Research Project “DRONES FOR FINDING AVALACHE-BURIED” (D-FAB)
A person buried by a snow avalanche can be found by measuring the magnetic field generated by an avalanche beacon or ARVA carried by the victim. However, the signals received are difficult to interpret and require people with good training on the actual searching techniques. Even in this case, though, the find and rescue operation can be significantly slowed down by the typically steep, rough, and uneven ground of an avalanche area. Given the fact that the probability of survival drops from 90% to 30% between 18 and 30 min after the event, any technology that can speed up the spotting of the beacon signal can effectively reduce the death risk for buried people.
We propose to develop a hexacopter drone for helping the rescue team in finding and marking the positions of buried people. Such a drone would carry an ARVA receiver, a collection of systems for mapping, localization, navigation, and attitude/cruise control, and a device for physically marking the position of buried ARVA beacons (e.g., by dropping a flag, by paint-marking, etc.). The rescue team would launch the drone upon arrival on the avalanche scenario and define a geographic boundary for the search area by means of a proper remote interface with the drone controller. As soon as the drone localizes and marks the first beacon, the rescue team can start digging around the first mark, while the drone proceeds in searching for possible other beacon signals. In terms of time efficiency, this scenario has a two advantages: firstly, given that the speed of the drone largely exceeds that of human rescuers—especially considering the uneven and steep ground they are typically moving on—, the beacon localization time can be significantly reduced; secondly, the search for any subsequent buried people can happen in parallel while the rescue team is busy digging, not to mention that a swarm of drones can prove even more effective in compressing the average finding time.

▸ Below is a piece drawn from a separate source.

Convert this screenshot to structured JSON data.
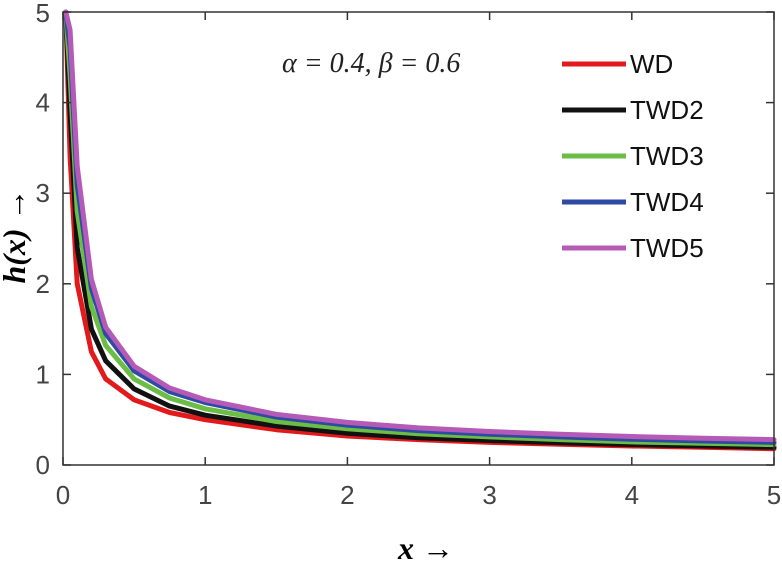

Development of such a system is a highly interdisciplinary task, demanding for competences in mechatronics, automation, control, measurements, signal processing, and tackling of possible legal issues. To date, there are no examples of similar systems on the market, although there are very recent and ongoing research efforts with similar objectives triggered by the recent fast developments in the market of small UAVs. We reckon that this is the right time for starting research activities in this field within our University, for three reasons: i) technology readiness: small robotic drones and UAVs can be realized at reasonable costs; ii) competences: after the recent rearrangement of university Departments, we have now most of the competences of interest in this field in a contiguous space (Povo 2 building, hosting both the Dpt. of Industrial Engineering and the Dpt. of Information Engineering and Computer Science); iii) a large, indoor space suitable to be equipped as a drone testing area has been recently made available to the DII.